Exercise tapped to avoid reportable injuries, keep employees fit for work
- December 29, 2023
- Posted by: Web workers
- Category: Workers Comp
One plus to the sports medicine model is that the service is often classified as first aid and is not a reportable event under the U.S. Occupational Safety and Health Administration’s rules on tracking injuries, said Tony Kaczkowski, Milwaukee-based chief strategy officer for national industrial sports medicine provider Briotix Health Ltd.
Mr. Kaczkowski, whose background includes working with college football teams and Olympic speed skaters, demonstrated stretching techniques for common industrial pain — neck, shoulder, and back, for example — to safety professionals attending the Volunteer Protection Program Participants Association’s Safety + Integrated Safety & Health Management Systems Symposium in New Orleans in August.
He went through stretches that workers can do to manage “discomfort,” the predecessor to pain and later on, an injury and an OSHA-reportable event.
Dr. Tommy Hysler, Houston-based chief medical officer for the Houston Area Safety Council, said employers thinking of the sports medicine prevention approach — which he said can also fall under the category of “work hardening,” or a process that provides body conditioning for work among other tasks — should be sure not to cross the “thin line” between the prevention techniques and a comp injury.

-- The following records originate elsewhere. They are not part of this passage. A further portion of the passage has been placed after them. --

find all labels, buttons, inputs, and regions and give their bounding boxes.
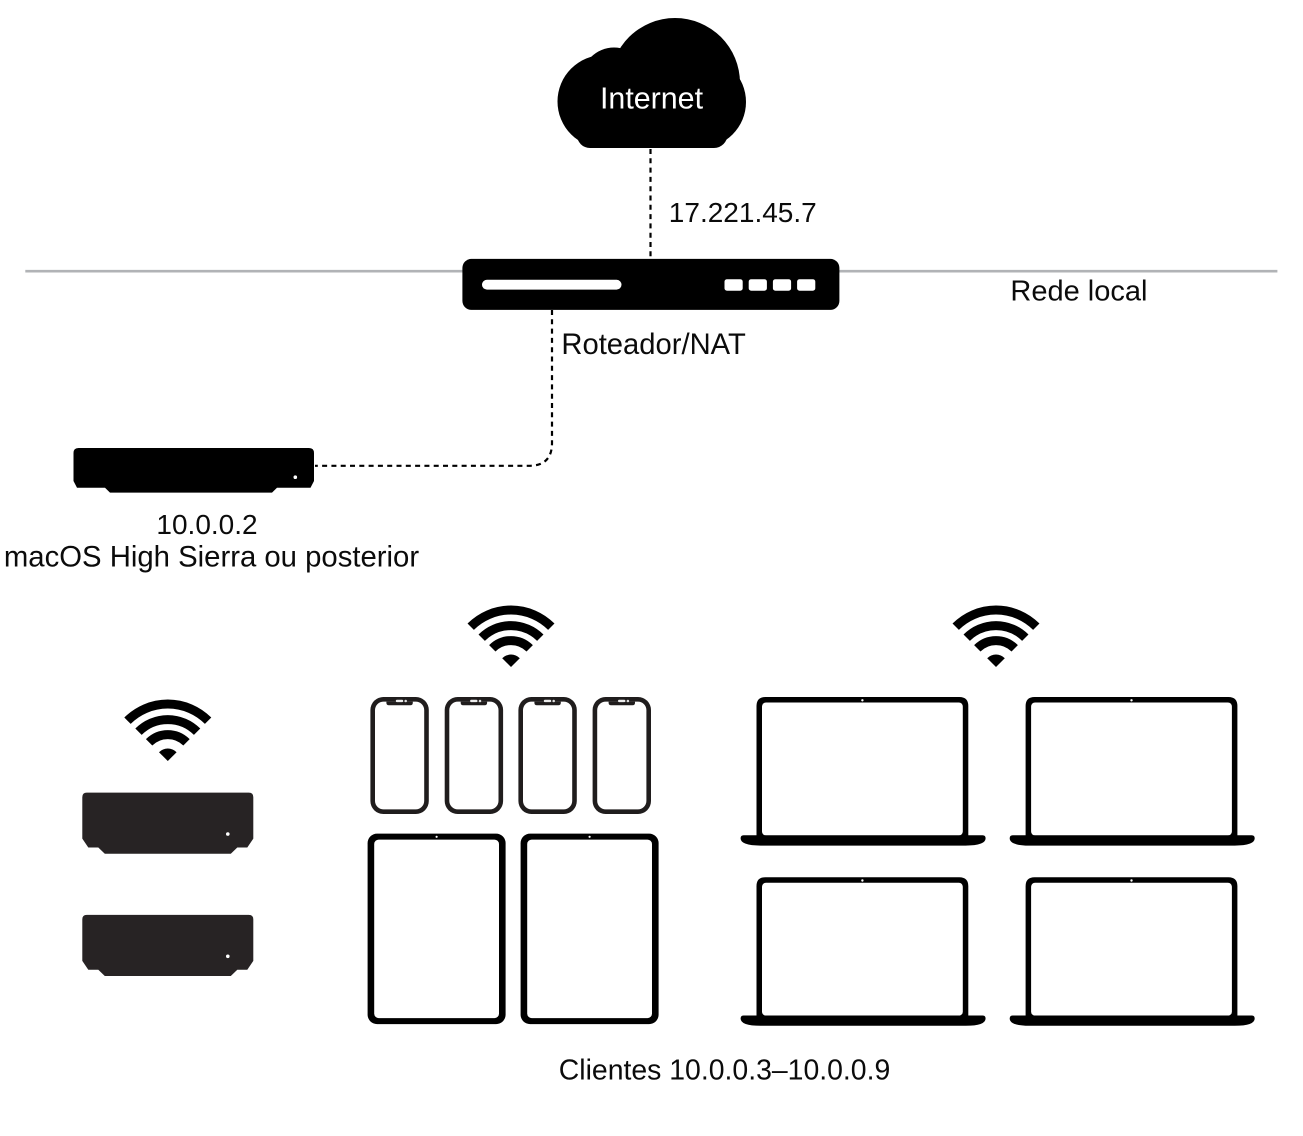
svg-text:Internet: Internet xyxy=(600,82,704,116)
svg-text:Clientes 10.0.0.3–10.0.0.9: Clientes 10.0.0.3–10.0.0.9 xyxy=(559,1055,890,1087)
svg-text:10.0.0.2: 10.0.0.2 xyxy=(156,509,257,540)
svg-text:Rede local: Rede local xyxy=(1010,276,1147,308)
svg-text:17.221.45.7: 17.221.45.7 xyxy=(669,197,817,228)
svg-text:Roteador/NAT: Roteador/NAT xyxy=(561,329,746,361)
svg-text:macOS High Sierra ou posterior: macOS High Sierra ou posterior xyxy=(4,541,419,574)
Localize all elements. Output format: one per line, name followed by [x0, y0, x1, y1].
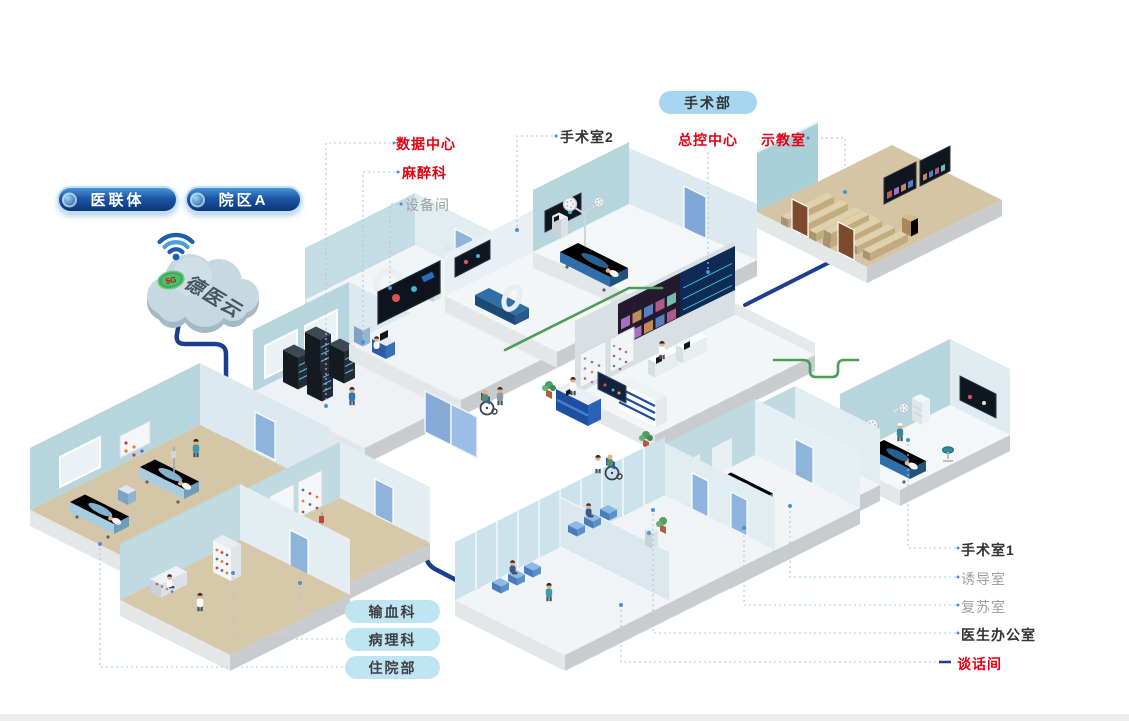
- label-anesthesia: 麻醉科: [402, 165, 447, 181]
- label-or2: 手术室2: [560, 129, 614, 145]
- tab-medical-alliance[interactable]: 医联体: [57, 186, 178, 213]
- label-induction-room: 诱导室: [961, 571, 1006, 587]
- tab-medical-alliance-label: 医联体: [90, 189, 144, 210]
- pill-pathology: 病理科: [345, 628, 440, 651]
- scene-canvas: OR3OR2: [0, 0, 1129, 721]
- label-doctor-office: 医生办公室: [961, 627, 1036, 643]
- surgery-department-badge: 手术部: [659, 91, 757, 114]
- tab-campus-a-label: 院区A: [219, 189, 269, 210]
- label-equipment-room: 设备间: [405, 197, 450, 213]
- label-master-control: 总控中心: [678, 132, 738, 148]
- label-recovery-room: 复苏室: [961, 599, 1006, 615]
- plant: [542, 381, 556, 399]
- cloud-icon: 德医云 5G: [147, 254, 259, 333]
- pill-cap-icon: [190, 192, 205, 207]
- page-bottom-strip: [0, 714, 1129, 721]
- tab-campus-a[interactable]: 院区A: [185, 186, 302, 213]
- label-data-center: 数据中心: [396, 136, 456, 152]
- label-demo-room: 示教室: [761, 132, 806, 148]
- label-talk-room: 谈话间: [957, 656, 1002, 672]
- pill-blood-transfusion: 输血科: [345, 600, 440, 623]
- pill-cap-icon: [62, 192, 77, 207]
- smart-hospital-diagram: OR3OR2: [0, 0, 1129, 721]
- label-or1: 手术室1: [961, 542, 1015, 558]
- pill-inpatient: 住院部: [345, 656, 440, 679]
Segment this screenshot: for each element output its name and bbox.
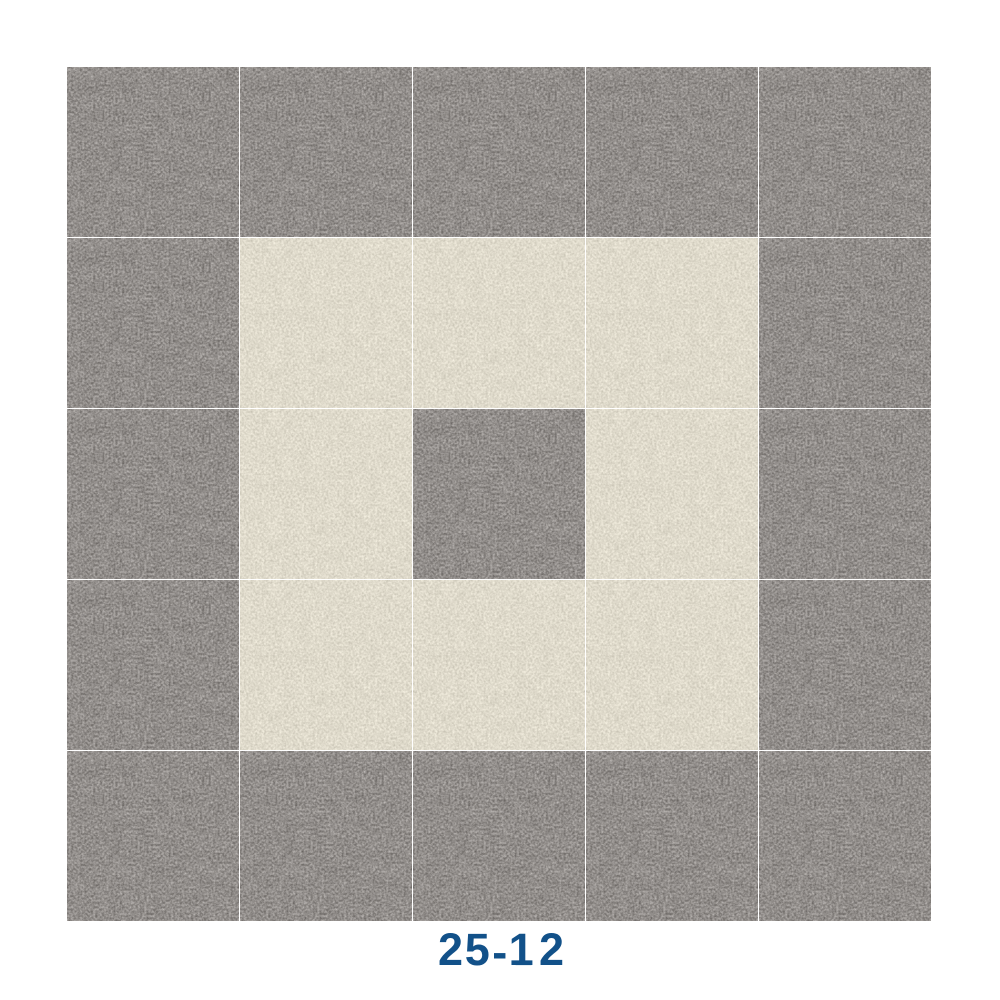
svg-text:1: 1 (509, 924, 534, 975)
svg-text:2: 2 (539, 924, 564, 975)
svg-text:2: 2 (438, 924, 463, 975)
svg-text:5: 5 (465, 924, 490, 975)
svg-text:-: - (492, 927, 507, 978)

“As soon as somebody says ‘I am injured, I am in pain, I have a problem,’ that automatically kicks into physical therapy,” which becomes a comp claim, he said. “There’s a very fine line between physical therapy and a work conditioning program. Formal physical therapy is a ding on their record per OSHA. Work hardening is not.”
Dwight Gaal, Detroit-based chief executive officer for The Industrial Athlete Inc., said one approach to avoid an OSHA report is to speak with a supervisor to find a way to keep a worker in the job but eliminate the task that is aggravating pain.
“Following OSHA’s definition of first aid, we can provide heat, cold, over-the-counter anti-inflammatories in nonprescription doses, we can do manual exercises, we can temporarily modify the job without it being considered restrictive duty,” he said. “We can continue to treat for two weeks to see if the issue resolves. It usually doesn’t take us two weeks; it’s a matter of days.”